Skeletal muscle represents around 40% of whole body mass. The principal function of skeletal muscle is the conversion of chemical energy toward mechanic energy to ensure the development of force, provide movement and locomotion, and maintain posture. This crucial energy dependence is maintained by the faculty of the skeletal muscle for being a central place as a "reservoir" of amino acids and carbohydrates in the whole body. A fundamental post-translational modification, named O-GlcNAcylation, depends, , on these nutrients; it consists to the transfer or the removal of a unique monosaccharide (N-acetyl-D-glucosamine) to a serine or threonine hydroxyl group of nucleocytoplasmic and mitochondrial proteins in a dynamic process by the O-GlcNAc Transferase (OGT) and the O-GlcNAcase (OGA), respectively. O-GlcNAcylation has been shown to be strongly involved in crucial intracellular mechanisms through the modulation of signaling pathways, gene expression, or cytoskeletal functions in various organs and tissues, such as the brain, liver, kidney or pancreas, and linked to the etiology of associated diseases. In recent years, several studies were also focused on the role of O-GlcNAcylation in the physiology and the physiopathology of skeletal muscle. These studies were mostly interested in O-GlcNAcylation during muscle exercise or muscle-wasting conditions. Major findings pointed out a different "O-GlcNAc signature" depending on muscle type metabolism at resting, wasting and exercise conditions, as well as depending on acute or long-term exhausting exercise protocol. First insights showed some differential OGT/OGA expression and/or activity associated with some differential stress cellular responses through Reactive Oxygen Species and/or Heat-Shock Proteins. Robust data displayed that these O-GlcNAc changes could lead to (i) a differential modulation of the carbohydrates metabolism, since the majority of enzymes are known to be O-GlcNAcylated, and to (ii) a differential modulation of the protein synthesis/degradation balance since O-GlcNAcylation regulates some key signaling pathways such as Akt/GSK3β, Akt/mTOR, Myogenin/Atrogin-1, Myogenin/Mef2D, Mrf4 and PGC-1α in the skeletal muscle. Finally, such involvement of O-GlcNAcylation in some metabolic processes of the skeletal muscle might be linked to some associated diseases such as type 2 diabetes or neuromuscular diseases showing a critical increase of the global O-GlcNAcylation level.

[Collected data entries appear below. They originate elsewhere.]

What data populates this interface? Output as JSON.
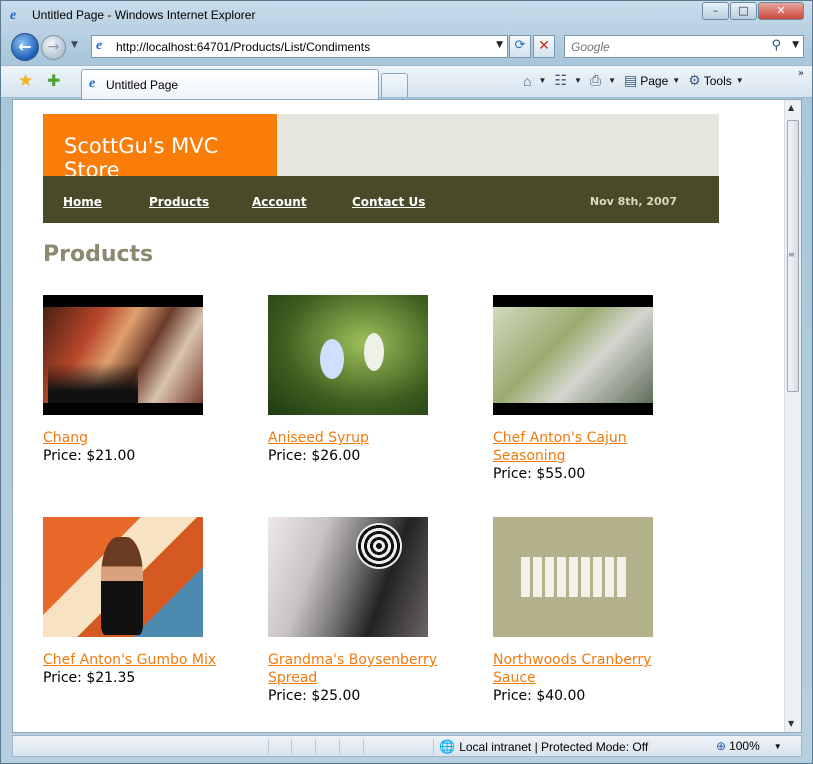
{
  "window": {
    "title": "Untitled Page - Windows Internet Explorer",
    "controls": {
      "minimize": "–",
      "maximize": "□",
      "close": "✕"
    }
  },
  "navigation": {
    "back": "←",
    "forward": "→",
    "address": "http://localhost:64701/Products/List/Condiments",
    "search_placeholder": "Google"
  },
  "tabs": {
    "active_label": "Untitled Page"
  },
  "commands": {
    "page": "Page",
    "tools": "Tools"
  },
  "site": {
    "store_title": "ScottGu's MVC Store",
    "menu": [
      "Home",
      "Products",
      "Account",
      "Contact Us"
    ],
    "date": "Nov 8th, 2007",
    "heading": "Products"
  },
  "products": [
    {
      "name": "Chang ",
      "price": "Price: $21.00"
    },
    {
      "name": "Aniseed Syrup ",
      "price": "Price: $26.00"
    },
    {
      "name": "Chef Anton's Cajun Seasoning ",
      "price": "Price: $55.00"
    },
    {
      "name": "Chef Anton's Gumbo Mix ",
      "price": "Price: $21.35"
    },
    {
      "name": "Grandma's Boysenberry Spread ",
      "price": "Price: $25.00"
    },
    {
      "name": "Northwoods Cranberry Sauce ",
      "price": "Price: $40.00"
    }
  ],
  "status": {
    "zone": "Local intranet | Protected Mode: Off",
    "zoom": "100%"
  },
  "colors": {
    "accent_orange": "#fb7d09",
    "menu_bar": "#494a27",
    "header_band": "#e7e6de",
    "heading": "#8b8a70",
    "link": "#f17a0e"
  }
}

骨骼肌约占全身质量的40%。骨骼肌的主要功能是将化学能转化为机械能,以确保力量的产生、提供运动和移动,并维持姿势。骨骼肌作为全身氨基酸和碳水化合物的“储存库”这一核心地位,维持了这种关键的能量依赖性。一种名为O-连接N-乙酰葡糖胺化的重要翻译后修饰依赖于这些营养物质;它包括在一个动态过程中,由O-连接N-乙酰葡糖胺转移酶(OGT)和O-连接N-乙酰葡糖胺酶(OGA)分别将一种独特的单糖(N-乙酰-D-葡糖胺)转移或去除到核质和线粒体蛋白的丝氨酸或苏氨酸羟基上。已表明O-连接N-乙酰葡糖胺化通过调节信号通路、基因表达或细胞骨架功能,在大脑、肝脏、肾脏或胰腺等各种器官和组织的关键细胞内机制中发挥重要作用,并与相关疾病的病因有关。近年来,多项研究也聚焦于O-连接N-乙酰葡糖胺化在骨骼肌生理和病理生理中的作用。这些研究主要关注肌肉运动或肌肉萎缩状态下的O-连接N-乙酰葡糖胺化。主要研究结果指出,根据静息、萎缩和运动状态下的肌肉类型代谢,以及急性或长期疲劳运动方案,存在不同的“O-连接N-乙酰葡糖胺特征”。初步见解显示,通过活性氧和/或热休克蛋白,一些OGT/OGA表达和/或活性差异与一些不同的应激细胞反应相关。有力的数据表明,这些O-连接N-乙酰葡糖胺变化可能导致:(i)碳水化合物代谢的差异调节,因为已知大多数酶都被O-连接N-乙酰葡糖胺化;(ii)蛋白质合成/降解平衡的差异调节,因为O-连接N-乙酰葡糖胺化调节骨骼肌中的一些关键信号通路,如Akt/GSK3β、Akt/mTOR、肌细胞生成素/萎缩基因1、肌细胞生成素/Mef2D、Mrf4和PGC-1α。最后,O-连接N-乙酰葡糖胺化在骨骼肌某些代谢过程中的这种参与可能与一些相关疾病有关,如2型糖尿病或神经肌肉疾病,这些疾病显示出整体O-连接N-乙酰葡糖胺化水平显著升高。